By producing biogas locally and building operational know-how on site, OPUS Cactus is positioning Waterkloof as a foundation for scaling future projects across the region.
OPUS Cactus is currently in a funding round targeting institutional investors, long-term-focused venture funds and corporate partners, particularly from the energy, mining and food sectors. The company aims to bring multiple South African projects to financial close, with a strong focus on gas production.
Beyond South Africa, OPUS Cactus is exploring expansion into other semi-arid regions, including parts of sub-Saharan Africa, the Middle East and southern Europe. Any expansion will require local nurseries, as cactus plantations are propagated from cuttings rather than see - a factor that naturally slows reckless expansion but strengthens long-term project viability.
The company is also collaborating with mining partners on land rehabilitation initiatives, using cactus cultivation to restore degraded or previously mined land while creating new economic value.

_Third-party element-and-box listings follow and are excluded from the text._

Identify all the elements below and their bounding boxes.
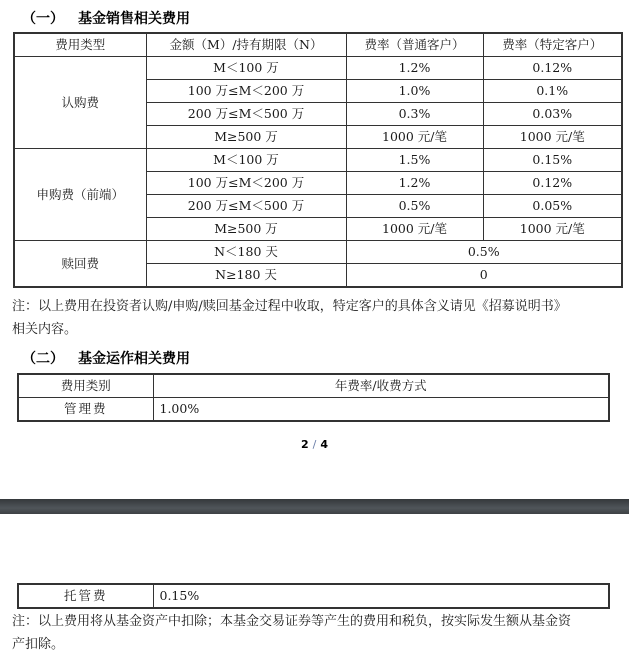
- fee-category-management: 管理费: [18, 398, 153, 422]
- header-fee-type: 费用类型: [14, 33, 146, 57]
- sales-fee-table: 费用类型 金额（M）/持有期限（N） 费率（普通客户） 费率（特定客户） 认购费…: [13, 32, 623, 288]
- rate-normal-cell: 0.5%: [346, 195, 483, 218]
- table-row: 管理费 1.00%: [18, 398, 609, 422]
- section-heading-operation-fees: （二）基金运作相关费用: [22, 348, 190, 368]
- rate-merged-cell: 0: [346, 264, 622, 288]
- fee-category-custody: 托管费: [18, 584, 153, 608]
- rate-special-cell: 0.12%: [483, 57, 622, 80]
- rate-cell: 1.00%: [153, 398, 609, 422]
- rate-special-cell: 1000 元/笔: [483, 126, 622, 149]
- page-break-divider: [0, 499, 629, 514]
- range-cell: M≥500 万: [146, 218, 346, 241]
- rate-special-cell: 0.05%: [483, 195, 622, 218]
- range-cell: M≥500 万: [146, 126, 346, 149]
- note-line: 相关内容。: [12, 318, 622, 341]
- fee-type-subscription: 认购费: [14, 57, 146, 149]
- range-cell: 200 万≤M＜500 万: [146, 195, 346, 218]
- note-line: 产扣除。: [12, 633, 622, 652]
- header-amount-period: 金额（M）/持有期限（N）: [146, 33, 346, 57]
- rate-merged-cell: 0.5%: [346, 241, 622, 264]
- rate-special-cell: 0.12%: [483, 172, 622, 195]
- rate-normal-cell: 1000 元/笔: [346, 218, 483, 241]
- rate-normal-cell: 1.2%: [346, 172, 483, 195]
- section-heading-sales-fees: （一）基金销售相关费用: [22, 8, 190, 28]
- rate-special-cell: 0.15%: [483, 149, 622, 172]
- page-separator: /: [309, 438, 321, 451]
- range-cell: M＜100 万: [146, 57, 346, 80]
- table-row: 赎回费 N＜180 天 0.5%: [14, 241, 622, 264]
- range-cell: 100 万≤M＜200 万: [146, 80, 346, 103]
- section-number: （二）: [22, 348, 78, 368]
- rate-special-cell: 0.1%: [483, 80, 622, 103]
- current-page: 2: [301, 438, 309, 451]
- header-rate-special: 费率（特定客户）: [483, 33, 622, 57]
- fee-type-redemption: 赎回费: [14, 241, 146, 288]
- range-cell: 100 万≤M＜200 万: [146, 172, 346, 195]
- page-number: 2/4: [0, 438, 629, 451]
- rate-special-cell: 0.03%: [483, 103, 622, 126]
- section-number: （一）: [22, 8, 78, 28]
- rate-normal-cell: 1.5%: [346, 149, 483, 172]
- operation-fee-note: 注：以上费用将从基金资产中扣除；本基金交易证券等产生的费用和税负，按实际发生额从…: [12, 610, 622, 652]
- operation-fee-table-continued: 托管费 0.15%: [17, 583, 610, 609]
- range-cell: N≥180 天: [146, 264, 346, 288]
- total-pages: 4: [320, 438, 328, 451]
- range-cell: 200 万≤M＜500 万: [146, 103, 346, 126]
- range-cell: M＜100 万: [146, 149, 346, 172]
- table-row: 申购费（前端） M＜100 万 1.5% 0.15%: [14, 149, 622, 172]
- fee-type-purchase-front: 申购费（前端）: [14, 149, 146, 241]
- rate-normal-cell: 0.3%: [346, 103, 483, 126]
- rate-normal-cell: 1000 元/笔: [346, 126, 483, 149]
- section-title: 基金运作相关费用: [78, 351, 190, 367]
- table-header-row: 费用类别 年费率/收费方式: [18, 374, 609, 398]
- rate-special-cell: 1000 元/笔: [483, 218, 622, 241]
- range-cell: N＜180 天: [146, 241, 346, 264]
- table-row: 认购费 M＜100 万 1.2% 0.12%: [14, 57, 622, 80]
- note-line: 注：以上费用在投资者认购/申购/赎回基金过程中收取，特定客户的具体含义请见《招募…: [12, 295, 622, 318]
- rate-normal-cell: 1.0%: [346, 80, 483, 103]
- rate-cell: 0.15%: [153, 584, 609, 608]
- section-title: 基金销售相关费用: [78, 11, 190, 27]
- header-fee-category: 费用类别: [18, 374, 153, 398]
- sales-fee-note: 注：以上费用在投资者认购/申购/赎回基金过程中收取，特定客户的具体含义请见《招募…: [12, 295, 622, 341]
- rate-normal-cell: 1.2%: [346, 57, 483, 80]
- header-annual-rate: 年费率/收费方式: [153, 374, 609, 398]
- note-line: 注：以上费用将从基金资产中扣除；本基金交易证券等产生的费用和税负，按实际发生额从…: [12, 610, 622, 633]
- operation-fee-table: 费用类别 年费率/收费方式 管理费 1.00%: [17, 373, 610, 422]
- table-header-row: 费用类型 金额（M）/持有期限（N） 费率（普通客户） 费率（特定客户）: [14, 33, 622, 57]
- table-row: 托管费 0.15%: [18, 584, 609, 608]
- header-rate-normal: 费率（普通客户）: [346, 33, 483, 57]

Looking further ahead, OPUS Cactus’s vision extends beyond bioenergy alone. The company is developing a cascading biorefinery model in which higher-value compounds are extracted first, with remaining biomass converted into energy, creating a circular system.
“Our vision is a cascading biorefinery in semi-arid landscapes,” van den Bovenkamp-Hofman said. “Extracting value first, then valorising the remaining biomass through biogas, while maintaining carbon-neutral land use.”
In a country searching for scalable, resilient and decentralised energy solutions, OPUS Cactus is betting that the future of baseload power may be growing quietly on land most people stopped paying attention to decades ago.